Footprints on the cheese: a strange tale of theft from 1770
18th Century Digressions, Family History, The Swan Circle No Comments »Advert courtesy of the British Library
It was on a late winter's night in 1770, when Edward Wild a former lodger, broke into the warehouse belonging to his old landlord and stole some produce. He must have carefully considered his chances of being caught and based any decision to burgle the old man on his knowledge of the property, its layout and the family routine. He knew that the warehouse was separate from the dwelling and relied on the assumption that the family, asleep in their beds when he struck at midnight on 10th February, would not hear a thing.
But his former landlord was a canny, suspicious old devil and had kept his eye on Wild for quite awhile. The merchant's name was Francis Stevens and his was my 4x great, grandfather; he had lived through much of the 1730s through to the 1760s at Mayfair and at Piccadilly before moving to New Brentford in the late 1760s. The family house and warehouses were probably nearer to the old village of Hanwell where the family had a long association, than they were to Brentford.

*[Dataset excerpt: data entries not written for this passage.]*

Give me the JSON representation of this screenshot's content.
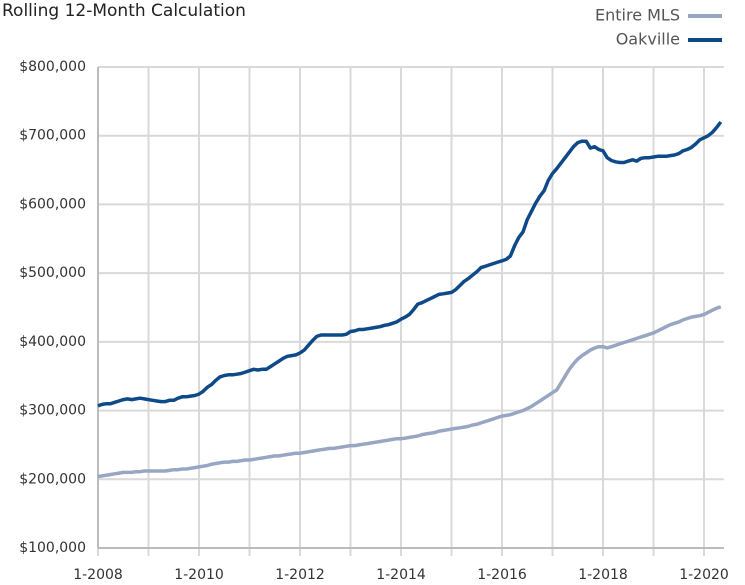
{
  "chart_data": {
    "type": "line",
    "title": "Rolling 12-Month Calculation",
    "categories": [
      "1-2008",
      null,
      null,
      null,
      null,
      null,
      null,
      null,
      null,
      null,
      null,
      null,
      null,
      null,
      null,
      null,
      null,
      null,
      null,
      null,
      null,
      null,
      null,
      null,
      "1-2010",
      null,
      null,
      null,
      null,
      null,
      null,
      null,
      null,
      null,
      null,
      null,
      null,
      null,
      null,
      null,
      null,
      null,
      null,
      null,
      null,
      null,
      null,
      null,
      "1-2012",
      null,
      null,
      null,
      null,
      null,
      null,
      null,
      null,
      null,
      null,
      null,
      null,
      null,
      null,
      null,
      null,
      null,
      null,
      null,
      null,
      null,
      null,
      null,
      "1-2014",
      null,
      null,
      null,
      null,
      null,
      null,
      null,
      null,
      null,
      null,
      null,
      null,
      null,
      null,
      null,
      null,
      null,
      null,
      null,
      null,
      null,
      null,
      null,
      "1-2016",
      null,
      null,
      null,
      null,
      null,
      null,
      null,
      null,
      null,
      null,
      null,
      null,
      null,
      null,
      null,
      null,
      null,
      null,
      null,
      null,
      null,
      null,
      null,
      "1-2018",
      null,
      null,
      null,
      null,
      null,
      null,
      null,
      null,
      null,
      null,
      null,
      null,
      null,
      null,
      null,
      null,
      null,
      null,
      null,
      null,
      null,
      null,
      null,
      "1-2020",
      null,
      null,
      null,
      null
    ],
    "series": [
      {
        "name": "Entire MLS",
        "color": "#98a6c4",
        "values": [
          204000,
          205000,
          206000,
          207000,
          208000,
          209000,
          210000,
          210000,
          210000,
          211000,
          211000,
          212000,
          212000,
          212000,
          212000,
          212000,
          212000,
          213000,
          214000,
          214000,
          215000,
          215000,
          216000,
          217000,
          218000,
          219000,
          220000,
          222000,
          223000,
          224000,
          225000,
          225000,
          226000,
          226000,
          227000,
          228000,
          228000,
          229000,
          230000,
          231000,
          232000,
          233000,
          234000,
          234000,
          235000,
          236000,
          237000,
          238000,
          238000,
          239000,
          240000,
          241000,
          242000,
          243000,
          244000,
          245000,
          245000,
          246000,
          247000,
          248000,
          249000,
          249000,
          250000,
          251000,
          252000,
          253000,
          254000,
          255000,
          256000,
          257000,
          258000,
          259000,
          259000,
          260000,
          261000,
          262000,
          263000,
          265000,
          266000,
          267000,
          268000,
          270000,
          271000,
          272000,
          273000,
          274000,
          275000,
          276000,
          277000,
          279000,
          280000,
          282000,
          284000,
          286000,
          288000,
          290000,
          292000,
          293000,
          294000,
          296000,
          298000,
          300000,
          303000,
          306000,
          310000,
          314000,
          318000,
          322000,
          326000,
          330000,
          340000,
          350000,
          360000,
          368000,
          375000,
          380000,
          384000,
          388000,
          391000,
          393000,
          393000,
          391000,
          393000,
          395000,
          397000,
          399000,
          401000,
          403000,
          405000,
          407000,
          409000,
          411000,
          413000,
          416000,
          419000,
          422000,
          425000,
          427000,
          429000,
          432000,
          434000,
          436000,
          437000,
          438000,
          440000,
          443000,
          446000,
          449000,
          451000
        ]
      },
      {
        "name": "Oakville",
        "color": "#0f4a88",
        "values": [
          307000,
          309000,
          310000,
          310000,
          312000,
          314000,
          316000,
          317000,
          316000,
          317000,
          318000,
          317000,
          316000,
          315000,
          314000,
          313000,
          313000,
          315000,
          315000,
          318000,
          320000,
          320000,
          321000,
          322000,
          324000,
          328000,
          334000,
          338000,
          344000,
          349000,
          351000,
          352000,
          352000,
          353000,
          354000,
          356000,
          358000,
          360000,
          359000,
          360000,
          360000,
          364000,
          368000,
          372000,
          376000,
          379000,
          380000,
          381000,
          384000,
          388000,
          395000,
          402000,
          408000,
          410000,
          410000,
          410000,
          410000,
          410000,
          410000,
          411000,
          415000,
          416000,
          418000,
          418000,
          419000,
          420000,
          421000,
          422000,
          424000,
          425000,
          427000,
          429000,
          433000,
          436000,
          440000,
          447000,
          455000,
          457000,
          460000,
          463000,
          466000,
          469000,
          470000,
          471000,
          472000,
          476000,
          482000,
          488000,
          492000,
          497000,
          502000,
          508000,
          510000,
          512000,
          514000,
          516000,
          518000,
          520000,
          525000,
          540000,
          552000,
          560000,
          578000,
          590000,
          602000,
          612000,
          620000,
          635000,
          645000,
          652000,
          660000,
          668000,
          676000,
          684000,
          690000,
          692000,
          692000,
          682000,
          684000,
          680000,
          678000,
          668000,
          664000,
          662000,
          661000,
          661000,
          663000,
          665000,
          663000,
          667000,
          668000,
          668000,
          669000,
          670000,
          670000,
          670000,
          671000,
          672000,
          674000,
          678000,
          680000,
          683000,
          688000,
          694000,
          697000,
          700000,
          705000,
          712000,
          720000
        ]
      }
    ],
    "ylim": [
      100000,
      800000
    ],
    "yticks": [
      {
        "value": 100000,
        "label": "$100,000"
      },
      {
        "value": 200000,
        "label": "$200,000"
      },
      {
        "value": 300000,
        "label": "$300,000"
      },
      {
        "value": 400000,
        "label": "$400,000"
      },
      {
        "value": 500000,
        "label": "$500,000"
      },
      {
        "value": 600000,
        "label": "$600,000"
      },
      {
        "value": 700000,
        "label": "$700,000"
      },
      {
        "value": 800000,
        "label": "$800,000"
      }
    ],
    "grid": true,
    "legend": "top-right"
  }
}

Francis provided an account of the theft and its aftermath on the witness stand of the Old Bailey:
'I missed some cheeses; there being a great quantity, I cannot tell how many were missing. My servant seeing mark of feet upon some coals, told me of it I went into the cellar, and saw it myself; they led to the hole where the jack-weight went down. I went into my warehouse above, and saw marks of feet on some cheeses. The prisoner Wild had lived with me about two months, and had been gone but the Sunday before. I suspected him. I ordered the watchman, if he saw any body about there, to secure them. On the Monday, the watchman called me up before twelve at night, and told me, he had got one of them. He had got a boy. I examined him if he was not concerned with Wild? He said, No, he never was; but he had told him, he could get up a hole and get things; and he had received some nutmegs from him. Then I went with the watchman to the woman's house at the bar, where Wild lived, and called him to get up; he was some time before he did. When I charged him, he cryed, and desired to speak with me backwards. He then told me he had taken a cheese. Soon after he said he had taken two, and that they were in that house. We found one in the cellar cut in two, and about three pounds of it gone. The man of the house declared his innocence; he went up stairs to his wife. The other cheese was found in his bed-room, but I was not by at the time.'
Elizabeth Boyce, wife of the 'man of the house' was charged with receiving stolen goods, but was acquitted. Edward Wild was found guilty and sentenced to transportation, probably to either Virginia or Jamaica.
The two cheeses were valued at 10 s.